Another illustration of the bold idealism of the Bulgarians in matters of a social and moral nature is the reception which Tolstoy's ideas have been given in Bulgaria. In his attitude toward war, the distribution of wealth, the exercise of authority and moral attainments, Tolstoy was an unflinching extremist, preaching non-resistance, defiance of the state, complete faith in good and absolute love as the guiding principles of one's conduct. These ideals run counter to all established authorities in every modern state and especially in the Balkans, where military service is required and where the state supervises almost every phase of life. Yet in Bulgaria there are thousands of followers of Tolstoy, among whom are the very best youth in the country. They put their ideas into practical application, willingly accept the costliest sacrifices and work with the greatest ardor, in order to help love make a conquest of the world, abolishing boundaries, leveling inequalities, and putting an end to wars.

And in many respects the Bulgarian Communist movement sprang from similar idealistic motives and a similar fanatical zeal. This statement does not mean that I endorse communism nor that I consider the violence of the Bolsheviks in any way similar to the love of the Tolstoyists. But there was much idealism in the Communism which swept across Europe ten years ago. It was a sort of apocalyptic, world movement designed to be carried by ardent apostles over the whole earth, to heal in a drastic fashion all the ills of humanity and to bring in a new dispensation. This made a powerful appeal to thousands of Bulgarian youth, who embraced the movement with fanaticism and spread it as a conflagration throughout their 'country, even to the very last village. They reminded one in some ways of modern Bogomiles and for their misplaced devotion many hundreds of them eventually became martyrs.

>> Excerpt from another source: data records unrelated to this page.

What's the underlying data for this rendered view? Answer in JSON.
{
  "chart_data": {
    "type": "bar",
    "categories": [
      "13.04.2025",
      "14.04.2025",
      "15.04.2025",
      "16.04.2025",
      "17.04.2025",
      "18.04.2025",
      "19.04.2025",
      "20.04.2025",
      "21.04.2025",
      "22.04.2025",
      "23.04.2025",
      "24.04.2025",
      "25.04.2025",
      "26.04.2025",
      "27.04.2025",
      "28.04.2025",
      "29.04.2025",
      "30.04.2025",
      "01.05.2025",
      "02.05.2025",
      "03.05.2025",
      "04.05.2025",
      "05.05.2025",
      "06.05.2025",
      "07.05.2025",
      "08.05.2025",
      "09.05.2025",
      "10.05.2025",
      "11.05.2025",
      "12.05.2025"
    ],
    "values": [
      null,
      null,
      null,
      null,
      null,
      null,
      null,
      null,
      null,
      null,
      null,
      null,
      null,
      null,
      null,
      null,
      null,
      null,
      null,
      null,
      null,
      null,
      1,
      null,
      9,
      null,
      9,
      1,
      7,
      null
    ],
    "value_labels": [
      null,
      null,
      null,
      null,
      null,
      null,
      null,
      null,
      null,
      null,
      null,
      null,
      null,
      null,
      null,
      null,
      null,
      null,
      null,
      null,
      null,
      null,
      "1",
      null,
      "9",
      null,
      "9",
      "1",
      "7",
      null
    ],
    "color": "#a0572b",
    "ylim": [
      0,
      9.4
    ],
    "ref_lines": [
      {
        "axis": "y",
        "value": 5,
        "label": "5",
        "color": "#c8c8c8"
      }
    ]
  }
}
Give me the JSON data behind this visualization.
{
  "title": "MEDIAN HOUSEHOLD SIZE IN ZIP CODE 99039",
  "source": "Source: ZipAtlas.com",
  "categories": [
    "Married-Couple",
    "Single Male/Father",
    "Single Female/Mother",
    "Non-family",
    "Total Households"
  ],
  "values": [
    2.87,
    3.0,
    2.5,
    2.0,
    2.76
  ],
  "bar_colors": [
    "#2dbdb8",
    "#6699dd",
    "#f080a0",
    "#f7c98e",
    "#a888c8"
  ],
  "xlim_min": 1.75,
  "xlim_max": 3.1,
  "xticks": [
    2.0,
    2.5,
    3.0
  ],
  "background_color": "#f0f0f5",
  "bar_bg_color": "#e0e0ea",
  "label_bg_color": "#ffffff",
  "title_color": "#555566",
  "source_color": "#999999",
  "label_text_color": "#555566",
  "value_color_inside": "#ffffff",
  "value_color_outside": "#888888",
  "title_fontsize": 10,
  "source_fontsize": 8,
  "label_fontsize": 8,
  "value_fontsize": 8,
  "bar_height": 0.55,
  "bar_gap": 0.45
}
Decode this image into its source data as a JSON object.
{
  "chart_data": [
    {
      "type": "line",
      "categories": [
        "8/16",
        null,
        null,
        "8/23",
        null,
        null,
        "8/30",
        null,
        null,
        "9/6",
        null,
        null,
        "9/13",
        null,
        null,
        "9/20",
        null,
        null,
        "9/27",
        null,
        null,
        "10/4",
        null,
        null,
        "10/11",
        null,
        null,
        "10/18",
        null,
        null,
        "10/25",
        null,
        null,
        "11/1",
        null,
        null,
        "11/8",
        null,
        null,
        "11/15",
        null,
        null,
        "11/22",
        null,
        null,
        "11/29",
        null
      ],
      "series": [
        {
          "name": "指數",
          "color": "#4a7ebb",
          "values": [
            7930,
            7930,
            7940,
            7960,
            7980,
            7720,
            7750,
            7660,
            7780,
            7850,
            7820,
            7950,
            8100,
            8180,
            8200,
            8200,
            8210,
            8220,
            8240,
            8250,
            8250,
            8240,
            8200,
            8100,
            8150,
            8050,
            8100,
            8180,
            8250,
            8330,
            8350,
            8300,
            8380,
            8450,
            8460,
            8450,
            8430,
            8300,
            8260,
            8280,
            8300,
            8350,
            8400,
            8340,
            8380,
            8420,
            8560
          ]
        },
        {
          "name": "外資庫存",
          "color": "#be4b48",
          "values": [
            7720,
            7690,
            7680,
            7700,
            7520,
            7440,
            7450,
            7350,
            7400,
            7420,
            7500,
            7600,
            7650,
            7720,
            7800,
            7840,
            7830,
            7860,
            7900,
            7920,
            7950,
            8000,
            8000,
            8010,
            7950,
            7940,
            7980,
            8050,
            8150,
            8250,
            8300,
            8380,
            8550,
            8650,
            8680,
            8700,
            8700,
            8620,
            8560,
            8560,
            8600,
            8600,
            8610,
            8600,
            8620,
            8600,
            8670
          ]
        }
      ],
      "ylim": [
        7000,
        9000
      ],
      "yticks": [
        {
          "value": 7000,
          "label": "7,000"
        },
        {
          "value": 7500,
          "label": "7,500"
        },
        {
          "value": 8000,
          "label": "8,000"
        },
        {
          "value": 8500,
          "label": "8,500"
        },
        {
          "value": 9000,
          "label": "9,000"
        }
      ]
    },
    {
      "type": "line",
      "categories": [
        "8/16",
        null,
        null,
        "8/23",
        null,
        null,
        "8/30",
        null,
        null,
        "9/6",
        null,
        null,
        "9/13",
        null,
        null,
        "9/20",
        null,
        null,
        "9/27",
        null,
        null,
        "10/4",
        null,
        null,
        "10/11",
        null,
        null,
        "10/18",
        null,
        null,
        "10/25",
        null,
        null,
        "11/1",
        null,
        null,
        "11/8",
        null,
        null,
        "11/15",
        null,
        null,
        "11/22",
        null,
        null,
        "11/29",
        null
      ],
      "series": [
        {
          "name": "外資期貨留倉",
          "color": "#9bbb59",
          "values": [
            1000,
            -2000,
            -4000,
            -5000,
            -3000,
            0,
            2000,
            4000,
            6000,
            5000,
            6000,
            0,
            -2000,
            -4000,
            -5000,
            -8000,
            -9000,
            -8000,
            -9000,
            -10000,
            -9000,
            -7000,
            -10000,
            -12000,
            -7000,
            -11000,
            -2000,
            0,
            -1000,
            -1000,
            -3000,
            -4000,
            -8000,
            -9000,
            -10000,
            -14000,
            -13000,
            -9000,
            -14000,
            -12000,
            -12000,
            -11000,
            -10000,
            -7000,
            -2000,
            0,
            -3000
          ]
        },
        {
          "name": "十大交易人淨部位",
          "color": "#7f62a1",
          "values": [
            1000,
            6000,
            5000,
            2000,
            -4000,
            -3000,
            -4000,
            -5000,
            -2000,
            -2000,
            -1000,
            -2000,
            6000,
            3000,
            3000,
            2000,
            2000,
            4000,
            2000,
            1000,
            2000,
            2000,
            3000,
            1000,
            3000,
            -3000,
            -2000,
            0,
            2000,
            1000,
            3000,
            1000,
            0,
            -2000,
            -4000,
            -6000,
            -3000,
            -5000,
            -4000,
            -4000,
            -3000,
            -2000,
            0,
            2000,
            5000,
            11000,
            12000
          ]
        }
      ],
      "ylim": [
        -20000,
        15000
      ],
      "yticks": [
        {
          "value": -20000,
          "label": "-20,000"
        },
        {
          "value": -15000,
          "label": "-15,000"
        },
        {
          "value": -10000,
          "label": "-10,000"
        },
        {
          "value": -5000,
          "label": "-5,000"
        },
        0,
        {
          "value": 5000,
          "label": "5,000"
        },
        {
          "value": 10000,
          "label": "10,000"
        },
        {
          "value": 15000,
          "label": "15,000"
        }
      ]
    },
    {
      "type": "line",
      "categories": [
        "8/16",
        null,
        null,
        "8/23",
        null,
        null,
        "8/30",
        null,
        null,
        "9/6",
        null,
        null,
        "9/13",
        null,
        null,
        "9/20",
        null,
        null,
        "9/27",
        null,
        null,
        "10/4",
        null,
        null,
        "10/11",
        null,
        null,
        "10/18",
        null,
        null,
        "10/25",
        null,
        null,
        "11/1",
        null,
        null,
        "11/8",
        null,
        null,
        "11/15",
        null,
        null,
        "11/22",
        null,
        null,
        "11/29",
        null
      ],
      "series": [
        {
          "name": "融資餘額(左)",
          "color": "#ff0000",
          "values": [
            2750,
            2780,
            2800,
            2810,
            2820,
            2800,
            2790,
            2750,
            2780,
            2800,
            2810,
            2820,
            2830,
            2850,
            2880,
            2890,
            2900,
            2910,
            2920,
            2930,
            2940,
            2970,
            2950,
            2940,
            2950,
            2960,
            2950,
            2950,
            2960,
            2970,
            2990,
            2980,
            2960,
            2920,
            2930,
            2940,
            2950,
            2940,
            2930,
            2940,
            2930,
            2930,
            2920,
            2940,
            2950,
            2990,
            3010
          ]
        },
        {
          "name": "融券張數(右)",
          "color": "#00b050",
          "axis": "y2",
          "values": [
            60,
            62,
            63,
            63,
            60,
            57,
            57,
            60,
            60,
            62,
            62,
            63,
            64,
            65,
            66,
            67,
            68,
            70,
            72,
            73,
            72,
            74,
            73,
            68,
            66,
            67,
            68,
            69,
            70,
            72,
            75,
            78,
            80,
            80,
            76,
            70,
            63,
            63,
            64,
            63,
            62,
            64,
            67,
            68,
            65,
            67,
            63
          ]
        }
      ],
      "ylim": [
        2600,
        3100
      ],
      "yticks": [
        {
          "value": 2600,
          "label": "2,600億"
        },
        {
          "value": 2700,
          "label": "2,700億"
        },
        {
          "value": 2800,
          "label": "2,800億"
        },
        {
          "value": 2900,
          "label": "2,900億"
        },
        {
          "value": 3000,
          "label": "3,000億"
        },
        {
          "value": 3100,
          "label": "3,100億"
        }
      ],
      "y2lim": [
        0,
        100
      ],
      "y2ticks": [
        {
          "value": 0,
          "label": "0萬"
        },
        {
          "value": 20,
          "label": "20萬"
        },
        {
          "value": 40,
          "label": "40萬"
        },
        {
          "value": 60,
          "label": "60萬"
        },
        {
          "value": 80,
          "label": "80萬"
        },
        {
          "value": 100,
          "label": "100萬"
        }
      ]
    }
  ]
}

With similar enthusiasm thousands upon thousands of the people of Bulgaria have joined the Agrarian crusade and are working to transform their country into a peasants' paradise. This movement has not been so impetuous and revolutionary as Communism but it also has gone to extremes and provoked an opposition that has resulted in much sacrifice, suffering and bravery. And even today, though completely demoralized as a political organization, the peasant movement with its sweeping, radical program is as vital as ever. There is certainly no country in Europe except Russia where so many people have so bravely suffered for world causes which they believed were for the good of humanity as in Bulgaria.